A. Site of service only applies when:

  • There is an amount listed in the site of service column; and
  • A provider bills with place of service identified by CMS as subject to site of service differential: 19, 21, 22, 23, 24, 26, 31, 34, 41, 42, 51, 52, 53, 56, and 61.
  • Please take note that place of service code 02 (telehealth) is currently reimbursed using non-facility rates.

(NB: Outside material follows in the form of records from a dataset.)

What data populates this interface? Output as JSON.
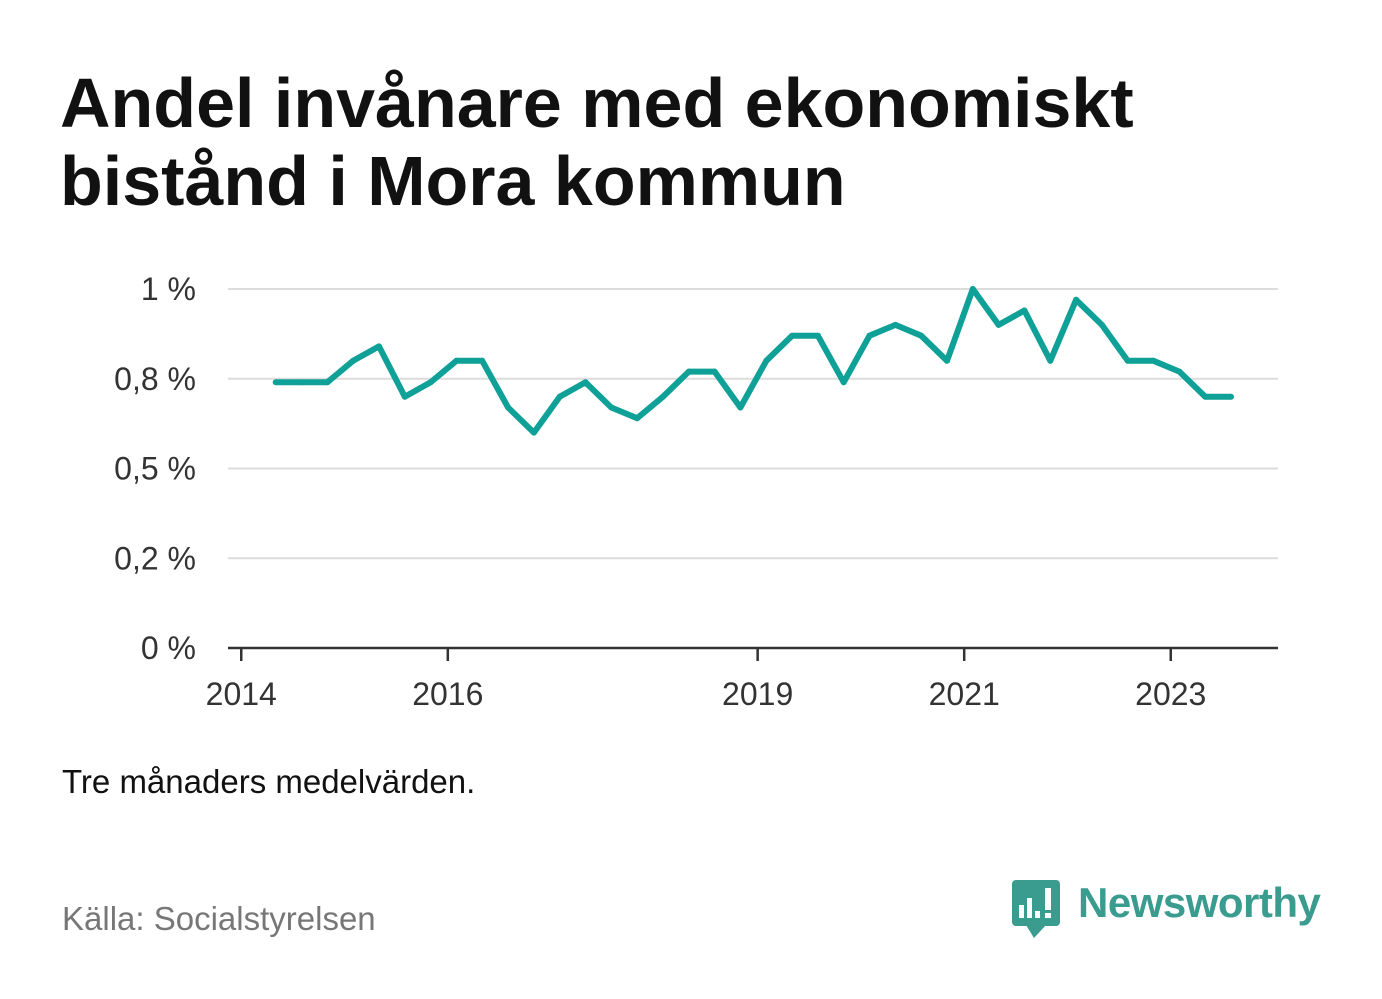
{
  "logo": {
    "text": "Newsworthy",
    "icon": "bar-chart-speech-bubble-icon"
  },
  "colors": {
    "line": "#0fa197",
    "grid": "#dcdcdc",
    "axis": "#333333",
    "brand": "#3a9b8f",
    "background": "#ffffff"
  },
  "chart_data": {
    "type": "line",
    "title": "Andel invånare med ekonomiskt bistånd i Mora kommun",
    "caption": "Tre månaders medelvärden.",
    "source": "Källa: Socialstyrelsen",
    "xlabel": "",
    "ylabel": "",
    "x": [
      "2014-05",
      "2014-08",
      "2014-11",
      "2015-02",
      "2015-05",
      "2015-08",
      "2015-11",
      "2016-02",
      "2016-05",
      "2016-08",
      "2016-11",
      "2017-02",
      "2017-05",
      "2017-08",
      "2017-11",
      "2018-02",
      "2018-05",
      "2018-08",
      "2018-11",
      "2019-02",
      "2019-05",
      "2019-08",
      "2019-11",
      "2020-02",
      "2020-05",
      "2020-08",
      "2020-11",
      "2021-02",
      "2021-05",
      "2021-08",
      "2021-11",
      "2022-02",
      "2022-05",
      "2022-08",
      "2022-11",
      "2023-02",
      "2023-05",
      "2023-08"
    ],
    "series": [
      {
        "color": "#0fa197",
        "values": [
          0.74,
          0.74,
          0.74,
          0.8,
          0.84,
          0.7,
          0.74,
          0.8,
          0.8,
          0.67,
          0.6,
          0.7,
          0.74,
          0.67,
          0.64,
          0.7,
          0.77,
          0.77,
          0.67,
          0.8,
          0.87,
          0.87,
          0.74,
          0.87,
          0.9,
          0.87,
          0.8,
          1.0,
          0.9,
          0.94,
          0.8,
          0.97,
          0.9,
          0.8,
          0.8,
          0.77,
          0.7,
          0.7
        ]
      }
    ],
    "xlim": [
      "2013-11-15",
      "2024-01-15"
    ],
    "ylim": [
      0,
      1
    ],
    "xticks": [
      "2014",
      "2016",
      "2019",
      "2021",
      "2023"
    ],
    "yticks": [
      {
        "value": 0,
        "label": "0 %"
      },
      {
        "value": 0.25,
        "label": "0,2 %"
      },
      {
        "value": 0.5,
        "label": "0,5 %"
      },
      {
        "value": 0.75,
        "label": "0,8 %"
      },
      {
        "value": 1,
        "label": "1 %"
      }
    ],
    "grid": "horizontal",
    "legend": "none"
  }
}
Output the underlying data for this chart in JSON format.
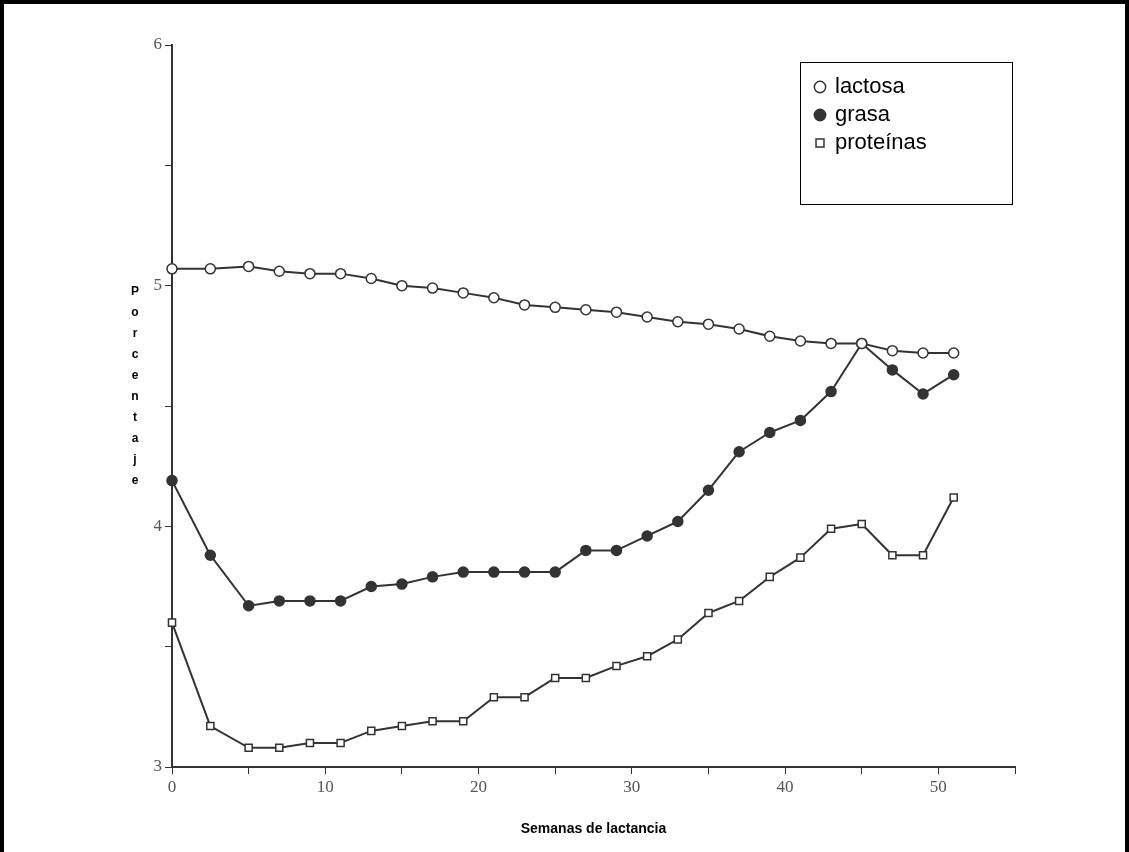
{
  "chart_data": {
    "type": "line",
    "xlabel": "Semanas de lactancia",
    "ylabel": "Porcentaje",
    "x": [
      0,
      2.5,
      5,
      7,
      9,
      11,
      13,
      15,
      17,
      19,
      21,
      23,
      25,
      27,
      29,
      31,
      33,
      35,
      37,
      39,
      41,
      43,
      45,
      47,
      49,
      51
    ],
    "series": [
      {
        "name": "lactosa",
        "color": "#ffffff",
        "marker": "circle",
        "values": [
          5.07,
          5.07,
          5.08,
          5.06,
          5.05,
          5.05,
          5.03,
          5.0,
          4.99,
          4.97,
          4.95,
          4.92,
          4.91,
          4.9,
          4.89,
          4.87,
          4.85,
          4.84,
          4.82,
          4.79,
          4.77,
          4.76,
          4.76,
          4.73,
          4.72,
          4.72
        ]
      },
      {
        "name": "grasa",
        "color": "#333333",
        "marker": "circle",
        "values": [
          4.19,
          3.88,
          3.67,
          3.69,
          3.69,
          3.69,
          3.75,
          3.76,
          3.79,
          3.81,
          3.81,
          3.81,
          3.81,
          3.9,
          3.9,
          3.96,
          4.02,
          4.15,
          4.31,
          4.39,
          4.44,
          4.56,
          4.76,
          4.65,
          4.55,
          4.63
        ]
      },
      {
        "name": "proteínas",
        "color": "#ffffff",
        "marker": "square",
        "values": [
          3.6,
          3.17,
          3.08,
          3.08,
          3.1,
          3.1,
          3.15,
          3.17,
          3.19,
          3.19,
          3.29,
          3.29,
          3.37,
          3.37,
          3.42,
          3.46,
          3.53,
          3.64,
          3.69,
          3.79,
          3.87,
          3.99,
          4.01,
          3.88,
          3.88,
          4.12
        ]
      }
    ],
    "xlim": [
      0,
      55
    ],
    "xticks": [
      0,
      {
        "value": 5,
        "label": null
      },
      10,
      {
        "value": 15,
        "label": null
      },
      20,
      {
        "value": 25,
        "label": null
      },
      30,
      {
        "value": 35,
        "label": null
      },
      40,
      {
        "value": 45,
        "label": null
      },
      50,
      {
        "value": 55,
        "label": null
      }
    ],
    "ylim": [
      3,
      6
    ],
    "yticks": [
      3,
      {
        "value": 3.5,
        "label": null
      },
      4,
      {
        "value": 4.5,
        "label": null
      },
      5,
      {
        "value": 5.5,
        "label": null
      },
      6
    ],
    "grid": false,
    "legend": "top right",
    "line_style": "solid"
  }
}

If no amount is listed in the site of service column, reimbursement will be at the fee schedule amount.

Q. May I bill with a temporary code?
A. Reimbursement for temporary codes are not published in the Pennsylvania Worker's Compensation Fee Schedule. For services associated with temporary codes, the most appropriate non-temporary CPT or HCPCS code describing the service may be billed. In some circumstances, the selected code may be a miscellaneous code. In accordance with 127.102, when a Medicare payment mechanism does not exist for a particular service, the amount of payment shall be the lesser of 80% of either the provider’s actual charge or the usual and customary charge for the geographic area.

Q. Is a copy of the workers' compensation medical fee schedule available?
A. With the exception of Table I, a courtesy copy of the current year’s fee schedule is available on the department's website. Email the bureau’s chargemaster vendor, MM Associates, at if you wish to purchase a copy of the table I data or historical fee schedules.